Gewählt wird, was man kennt oder wovon man sich anregen lässt. Gekauft werden entweder Sicherheit oder Stimulation. Für beides muss ein Reiseziel eine Relevanz aufgebaut haben, die den Ausschlag gibt.
Geografie zu sein und einen Namen auf einer Landkarte zu haben, reicht dafür nicht aus. Es braucht viel mehr, ob Hotel, Region, Stadt oder Land: Sie alle brauchen einen Charakter, den man wahrnimmt und mit dem sich Reisende identifizieren wollen. Sie brauchen eine erkennbare Klarheit, die vor Unsicherheit schützt. Sie brauchen eine hohe Spezifik, die Mittelmäßigkeit unwahrscheinlich macht.
Nur noch Bedeutung zählt
Aus der guten Erreichbarkeit das entscheidende Reisemotiv zu konstruieren, kommt einem gefährlichen Festhalten an der Vergangenheit gleich. Die Kampfansage der Low-Cost-Spezialisten an die etablierten Langstreckenflieger verändert die Bedingungen für Reiseentscheidungen.

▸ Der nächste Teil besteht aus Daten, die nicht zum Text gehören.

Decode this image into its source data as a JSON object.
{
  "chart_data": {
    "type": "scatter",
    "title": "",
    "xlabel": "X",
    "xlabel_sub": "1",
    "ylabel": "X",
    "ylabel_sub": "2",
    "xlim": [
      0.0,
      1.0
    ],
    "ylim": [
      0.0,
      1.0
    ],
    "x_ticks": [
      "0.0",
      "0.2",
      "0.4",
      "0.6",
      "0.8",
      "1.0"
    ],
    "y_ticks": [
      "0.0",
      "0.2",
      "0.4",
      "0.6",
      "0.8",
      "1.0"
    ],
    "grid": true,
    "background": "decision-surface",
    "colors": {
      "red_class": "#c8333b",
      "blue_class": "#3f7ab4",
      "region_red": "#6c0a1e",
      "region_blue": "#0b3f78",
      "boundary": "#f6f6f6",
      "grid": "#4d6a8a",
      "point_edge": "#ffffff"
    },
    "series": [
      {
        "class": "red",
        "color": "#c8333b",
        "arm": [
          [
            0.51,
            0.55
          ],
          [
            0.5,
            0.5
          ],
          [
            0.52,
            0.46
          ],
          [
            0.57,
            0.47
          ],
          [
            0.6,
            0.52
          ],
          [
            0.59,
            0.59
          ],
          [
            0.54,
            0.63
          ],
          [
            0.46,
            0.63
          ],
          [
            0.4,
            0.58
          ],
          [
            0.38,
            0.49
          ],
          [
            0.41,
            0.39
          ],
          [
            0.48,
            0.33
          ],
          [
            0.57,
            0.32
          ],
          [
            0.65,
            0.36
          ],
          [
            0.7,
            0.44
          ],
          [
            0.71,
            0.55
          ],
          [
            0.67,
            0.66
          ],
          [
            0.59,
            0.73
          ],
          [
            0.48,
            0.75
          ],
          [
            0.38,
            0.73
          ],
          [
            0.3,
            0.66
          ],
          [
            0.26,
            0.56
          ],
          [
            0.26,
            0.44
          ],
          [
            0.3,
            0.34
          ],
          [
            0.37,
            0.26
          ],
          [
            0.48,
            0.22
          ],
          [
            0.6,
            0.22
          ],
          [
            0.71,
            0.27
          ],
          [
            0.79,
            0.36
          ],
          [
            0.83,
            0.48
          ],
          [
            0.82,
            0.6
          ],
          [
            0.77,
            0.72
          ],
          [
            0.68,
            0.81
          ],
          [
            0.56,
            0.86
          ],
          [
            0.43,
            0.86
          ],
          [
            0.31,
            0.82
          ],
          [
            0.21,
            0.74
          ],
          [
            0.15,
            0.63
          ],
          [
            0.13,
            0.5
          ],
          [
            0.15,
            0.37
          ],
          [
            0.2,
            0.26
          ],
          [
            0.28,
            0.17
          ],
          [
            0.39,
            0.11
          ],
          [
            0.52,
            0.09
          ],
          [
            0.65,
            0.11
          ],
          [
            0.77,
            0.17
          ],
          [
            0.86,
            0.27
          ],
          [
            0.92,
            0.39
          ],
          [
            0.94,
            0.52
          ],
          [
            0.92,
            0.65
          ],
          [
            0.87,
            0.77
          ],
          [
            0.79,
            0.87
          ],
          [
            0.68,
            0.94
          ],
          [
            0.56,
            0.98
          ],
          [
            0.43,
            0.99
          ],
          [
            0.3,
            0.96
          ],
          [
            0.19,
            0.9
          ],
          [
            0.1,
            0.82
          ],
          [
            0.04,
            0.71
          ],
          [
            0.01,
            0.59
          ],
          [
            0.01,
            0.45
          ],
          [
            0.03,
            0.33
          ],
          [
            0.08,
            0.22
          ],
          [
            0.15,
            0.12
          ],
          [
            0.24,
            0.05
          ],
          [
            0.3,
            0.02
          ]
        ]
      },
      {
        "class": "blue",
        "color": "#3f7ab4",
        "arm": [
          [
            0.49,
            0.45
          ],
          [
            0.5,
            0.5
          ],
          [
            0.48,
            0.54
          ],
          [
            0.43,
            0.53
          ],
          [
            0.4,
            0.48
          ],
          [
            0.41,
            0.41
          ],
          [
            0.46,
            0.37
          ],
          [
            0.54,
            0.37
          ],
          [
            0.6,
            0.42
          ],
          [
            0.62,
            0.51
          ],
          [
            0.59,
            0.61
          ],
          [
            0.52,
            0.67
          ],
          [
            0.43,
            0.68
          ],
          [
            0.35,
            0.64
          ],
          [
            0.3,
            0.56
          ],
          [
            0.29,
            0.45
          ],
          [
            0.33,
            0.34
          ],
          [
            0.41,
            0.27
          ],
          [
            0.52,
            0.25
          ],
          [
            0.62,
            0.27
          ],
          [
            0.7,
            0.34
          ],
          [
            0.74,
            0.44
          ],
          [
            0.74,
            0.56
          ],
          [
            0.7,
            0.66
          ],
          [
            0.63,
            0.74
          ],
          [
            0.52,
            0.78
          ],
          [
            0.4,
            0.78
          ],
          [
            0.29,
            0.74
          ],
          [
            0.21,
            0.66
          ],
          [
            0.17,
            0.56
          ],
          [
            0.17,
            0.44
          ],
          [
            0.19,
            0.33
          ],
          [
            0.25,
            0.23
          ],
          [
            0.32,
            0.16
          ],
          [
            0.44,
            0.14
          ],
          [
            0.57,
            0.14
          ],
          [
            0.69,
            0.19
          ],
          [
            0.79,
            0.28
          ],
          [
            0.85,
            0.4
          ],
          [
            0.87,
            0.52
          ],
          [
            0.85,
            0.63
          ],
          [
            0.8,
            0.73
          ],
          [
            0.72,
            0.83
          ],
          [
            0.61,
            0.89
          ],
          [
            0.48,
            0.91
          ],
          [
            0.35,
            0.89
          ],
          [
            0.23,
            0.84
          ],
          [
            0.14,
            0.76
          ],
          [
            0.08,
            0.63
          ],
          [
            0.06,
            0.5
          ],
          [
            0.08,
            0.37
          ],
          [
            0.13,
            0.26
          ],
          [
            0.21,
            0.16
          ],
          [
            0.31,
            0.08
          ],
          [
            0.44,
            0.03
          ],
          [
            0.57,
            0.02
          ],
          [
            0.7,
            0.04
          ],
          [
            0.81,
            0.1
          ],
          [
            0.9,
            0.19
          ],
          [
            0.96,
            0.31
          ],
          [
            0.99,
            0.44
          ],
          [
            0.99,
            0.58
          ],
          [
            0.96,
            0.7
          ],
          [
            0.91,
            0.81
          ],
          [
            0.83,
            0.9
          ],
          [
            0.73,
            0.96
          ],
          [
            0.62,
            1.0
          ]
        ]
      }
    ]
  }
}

Der Narrativ der Zukunft wird ein anderer sein. Nur weil eine Destination nahe ist, ist sie noch lange nicht gut genug. Nur weil sie weit weg ist, ist sie noch lange nicht unerreichbar. Oder auch: Weil es für mich leistbar ist, muss ich es nehmen.
Ab heute gilt: Weil ein Reiseziel für mein Motiv die richtige Lösung ist, will ich dorthin. Die Veränderungen sind heute noch nicht absehbar. Aber sie werden enorm sein.